How to prevent the next chip shortage

Ever year, Shih plays a supply chain simulation with his students called the Beer Game. (You can try out a version of the game by yourself or with friends.) Each player represents a company in the supply chain for six-packs: grocery stores that sell beer, wholesalers that ship it out to retailers, breweries that make the suds, and so on. Every company has to make decisions about how much beer to order from its supplier based on incomplete information about what’s happening in the market.

It’s not easy, even when you understand the basic business principles at play. Every year, Shih tells his students about the bullwhip effect before they start the game, and he warns them that hoarding supplies will only make it worse for everyone. And every year, the students start hoarding anyway. “Even though students know the bullwhip effect is going to come, they still do it because they’re trying to game their competitors,” he said.

That, in a nutshell, explains another dynamic that is exacerbating the shortages in the semiconductor supply chain. “The problem right now is there’s a lot of panic buying going on,” said Shih. Worried about the chip shortage, every company is trying to stockpile chips to last them through the crisis. But hoarding further distorts the demand signals that are rippling through the supply chain, making it seem like companies need far more chips than are truly necessary to meet consumer demand.

It’s hard to convince any individual company not to do it, Shih says, even though it harms everyone: “If you’re HP or Dell or Lenovo, you’re thinking, ‘I’m going to make sure I have enough chips on hand because I’ll be damned if I let my competitors gain market share because they’re in a better supply position than me.”

The market, in other words, needs a central arbiter to determine how many chips each company really needs and ensure no single player can acquire a massive stockpile of chips while others have to shut down factories because they have none.

In the semiconductor world, the job of restoring rationality to the supply chain falls to the foundries.
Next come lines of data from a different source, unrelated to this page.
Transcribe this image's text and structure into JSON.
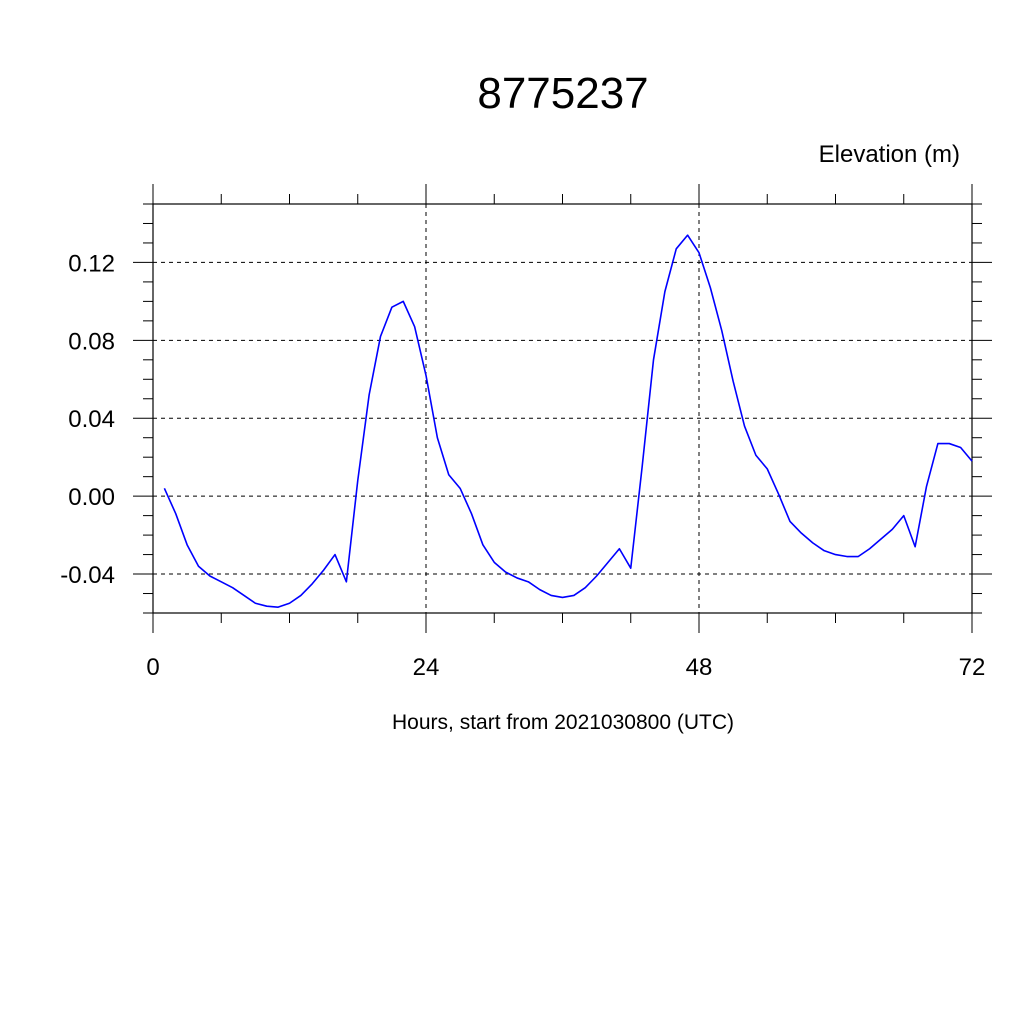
{
  "chart_data": {
    "type": "line",
    "title": "8775237",
    "ylabel": "Elevation (m)",
    "xlabel": "Hours, start from 2021030800 (UTC)",
    "xlim": [
      0,
      72
    ],
    "ylim": [
      -0.06,
      0.15
    ],
    "x_major_ticks": [
      0,
      24,
      48,
      72
    ],
    "x_tick_labels": [
      "0",
      "24",
      "48",
      "72"
    ],
    "x_minor_step": 6,
    "y_major_ticks": [
      -0.04,
      0.0,
      0.04,
      0.08,
      0.12
    ],
    "y_tick_labels": [
      "-0.04",
      "0.00",
      "0.04",
      "0.08",
      "0.12"
    ],
    "y_minor_step": 0.01,
    "grid": true,
    "series": [
      {
        "color": "#0000ff",
        "x": [
          1,
          2,
          3,
          4,
          5,
          6,
          7,
          8,
          9,
          10,
          11,
          12,
          13,
          14,
          15,
          16,
          17,
          18,
          19,
          20,
          21,
          22,
          23,
          24,
          25,
          26,
          27,
          28,
          29,
          30,
          31,
          32,
          33,
          34,
          35,
          36,
          37,
          38,
          39,
          40,
          41,
          42,
          43,
          44,
          45,
          46,
          47,
          48,
          49,
          50,
          51,
          52,
          53,
          54,
          55,
          56,
          57,
          58,
          59,
          60,
          61,
          62,
          63,
          64,
          65,
          66,
          67,
          68,
          69,
          70,
          71,
          72
        ],
        "y": [
          0.004,
          -0.009,
          -0.025,
          -0.036,
          -0.041,
          -0.044,
          -0.047,
          -0.051,
          -0.055,
          -0.0565,
          -0.057,
          -0.055,
          -0.051,
          -0.045,
          -0.038,
          -0.03,
          -0.044,
          0.008,
          0.052,
          0.082,
          0.097,
          0.1,
          0.087,
          0.062,
          0.03,
          0.011,
          0.004,
          -0.009,
          -0.025,
          -0.034,
          -0.039,
          -0.042,
          -0.044,
          -0.048,
          -0.051,
          -0.052,
          -0.051,
          -0.047,
          -0.041,
          -0.034,
          -0.027,
          -0.037,
          0.015,
          0.07,
          0.105,
          0.127,
          0.134,
          0.125,
          0.107,
          0.085,
          0.059,
          0.036,
          0.021,
          0.014,
          0.001,
          -0.013,
          -0.019,
          -0.024,
          -0.028,
          -0.03,
          -0.031,
          -0.031,
          -0.027,
          -0.022,
          -0.017,
          -0.01,
          -0.026,
          0.005,
          0.027,
          0.027,
          0.025,
          0.018
        ]
      }
    ]
  }
}
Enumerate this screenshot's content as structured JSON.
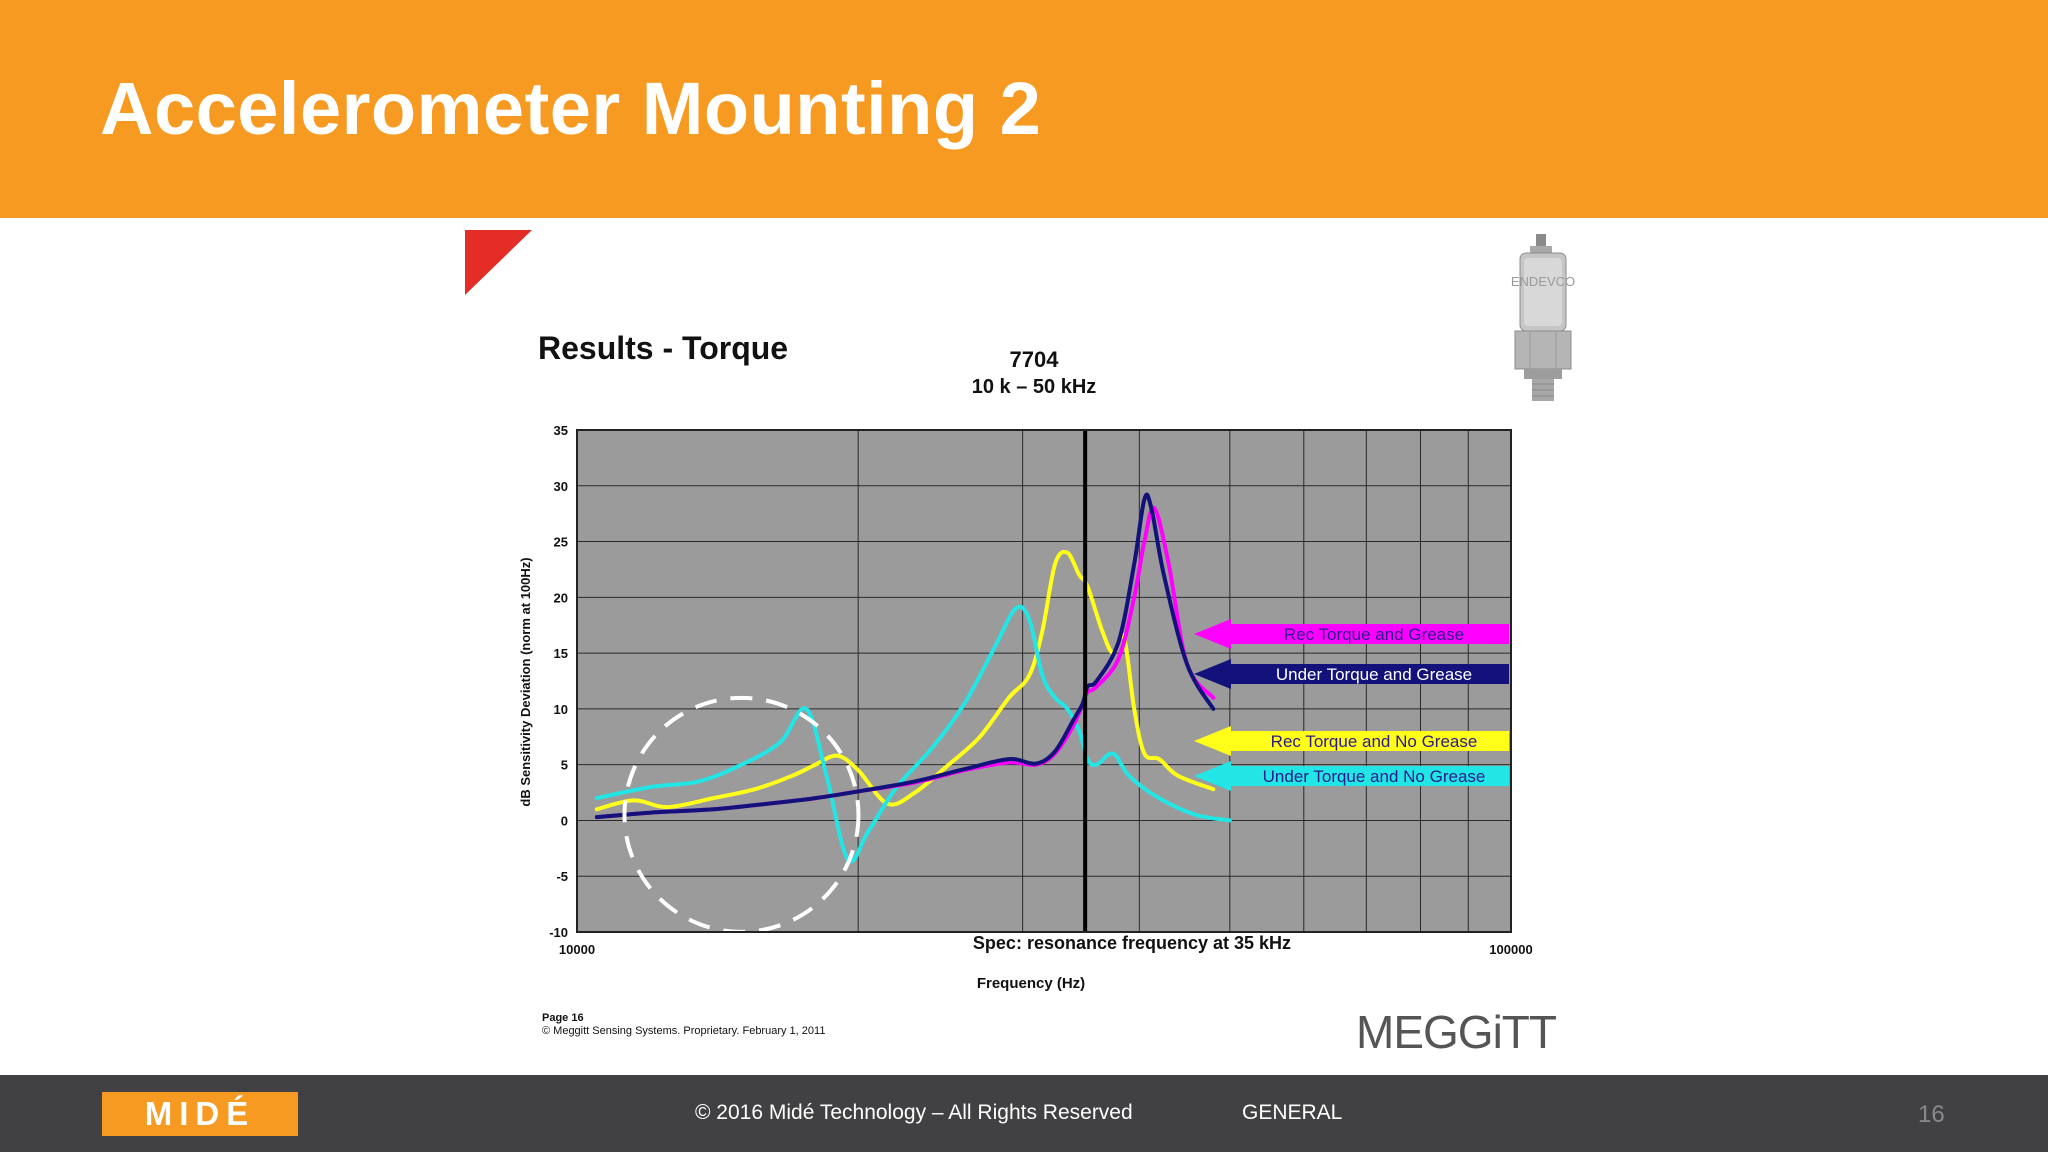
{
  "slide": {
    "title": "Accelerometer Mounting 2"
  },
  "figure": {
    "heading": "Results - Torque",
    "model": "7704",
    "band": "10 k – 50 kHz",
    "spec_note": "Spec: resonance frequency at 35 kHz",
    "page_label": "Page 16",
    "copyright": "© Meggitt Sensing Systems. Proprietary. February 1, 2011",
    "brand": "MEGGiTT",
    "sensor_image_text": "ENDEVCO"
  },
  "chart_data": {
    "type": "line",
    "x_scale": "log",
    "xlim": [
      10000,
      100000
    ],
    "ylim": [
      -10,
      35
    ],
    "xlabel": "Frequency (Hz)",
    "ylabel": "dB Sensitivity Deviation (norm at 100Hz)",
    "x_tick_labels": [
      "10000",
      "100000"
    ],
    "y_ticks": [
      -10,
      -5,
      0,
      5,
      10,
      15,
      20,
      25,
      30,
      35
    ],
    "grid": true,
    "plot_background": "#9b9b9b",
    "marker_line_x": 35000,
    "highlight_circle_center": [
      15000,
      0.5
    ],
    "series": [
      {
        "name": "Rec Torque and Grease",
        "color": "#ff00ff",
        "x": [
          10500,
          12000,
          14000,
          16000,
          18000,
          20000,
          23000,
          26000,
          29000,
          31000,
          32500,
          34000,
          34800,
          35200,
          36000,
          38000,
          39500,
          40500,
          41500,
          43000,
          45000,
          48000
        ],
        "y": [
          0.3,
          0.7,
          1.0,
          1.5,
          2.0,
          2.6,
          3.4,
          4.5,
          5.2,
          5.0,
          6.0,
          8.5,
          10.5,
          11.5,
          12.0,
          14.5,
          20.0,
          25.0,
          28.0,
          23.0,
          14.0,
          11.0
        ]
      },
      {
        "name": "Under Torque and Grease",
        "color": "#12127a",
        "x": [
          10500,
          12000,
          14000,
          16000,
          18000,
          20000,
          23000,
          26000,
          29000,
          31000,
          32500,
          34000,
          34800,
          35200,
          36000,
          38000,
          39500,
          40500,
          41200,
          42500,
          45000,
          48000
        ],
        "y": [
          0.3,
          0.7,
          1.0,
          1.5,
          2.0,
          2.6,
          3.5,
          4.6,
          5.5,
          5.1,
          6.2,
          9.0,
          10.5,
          12.0,
          12.5,
          16.0,
          23.0,
          28.8,
          28.0,
          22.0,
          14.0,
          10.0
        ]
      },
      {
        "name": "Rec Torque and No Grease",
        "color": "#ffff1a",
        "x": [
          10500,
          11500,
          12500,
          14000,
          15500,
          17000,
          18000,
          19000,
          20000,
          21500,
          23000,
          25000,
          27000,
          29000,
          30500,
          31500,
          32500,
          33500,
          34500,
          35200,
          36500,
          37500,
          38500,
          39500,
          40500,
          42000,
          44000,
          48000
        ],
        "y": [
          1.0,
          1.8,
          1.2,
          2.0,
          2.8,
          4.0,
          5.0,
          5.8,
          4.5,
          1.5,
          2.5,
          5.0,
          7.5,
          11.0,
          13.0,
          17.0,
          23.0,
          24.0,
          22.0,
          21.0,
          17.0,
          15.0,
          16.5,
          10.0,
          6.0,
          5.5,
          4.0,
          2.8
        ]
      },
      {
        "name": "Under Torque and No Grease",
        "color": "#22e6e6",
        "x": [
          10500,
          12000,
          13500,
          15000,
          16500,
          17600,
          18500,
          19500,
          20500,
          22000,
          24000,
          26000,
          28000,
          29500,
          30500,
          31500,
          32500,
          33500,
          34500,
          35200,
          36000,
          37500,
          39000,
          42000,
          46000,
          50000
        ],
        "y": [
          2.0,
          3.0,
          3.5,
          5.0,
          7.0,
          10.0,
          4.0,
          -3.5,
          -1.0,
          3.0,
          6.5,
          10.5,
          15.5,
          19.0,
          18.0,
          13.0,
          11.0,
          10.0,
          8.0,
          5.5,
          5.0,
          6.0,
          4.0,
          2.0,
          0.5,
          0.0
        ]
      }
    ]
  },
  "footer": {
    "logo_text": "MIDÉ",
    "copyright": "© 2016 Midé Technology – All Rights Reserved",
    "classification": "GENERAL",
    "page_number": "16"
  }
}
Amid the shortages, chip manufacturers such as Broadcom are now assigning allotments to each of their customers, regardless of how many semiconductors they ordered. In the near term, while they work on ramping up supply, the foundries hope they can ration enough chips to each of their clients to help them stay afloat.

“It’s all about being able to tell your customers…to behave in a rational manner,” Broadcom CEO Tan Hock Eng said on a March 4 earnings call. “We have a reasonable process in place that ensures that our customers get the products—maybe just in time, but they do get the products when they need them.”

If the chip suppliers do a good enough job of estimating their customers’ true needs, politely refusing orders to prevent hoarding, and getting the right chips to the right people at the right time, they can help the industry sail out of these troubled waters. Already, TSMC has announced it will raise the number of chips headed to car manufacturers, which has been one of the worst-hit industries in the crisis.

It won’t be easy. But for everyone’s sake, the chipmakers are trying to project an image of rational calm. “This is not a panic mode,” Eng said in the final moments of the earnings call. “This is a very structured and reasonable process.”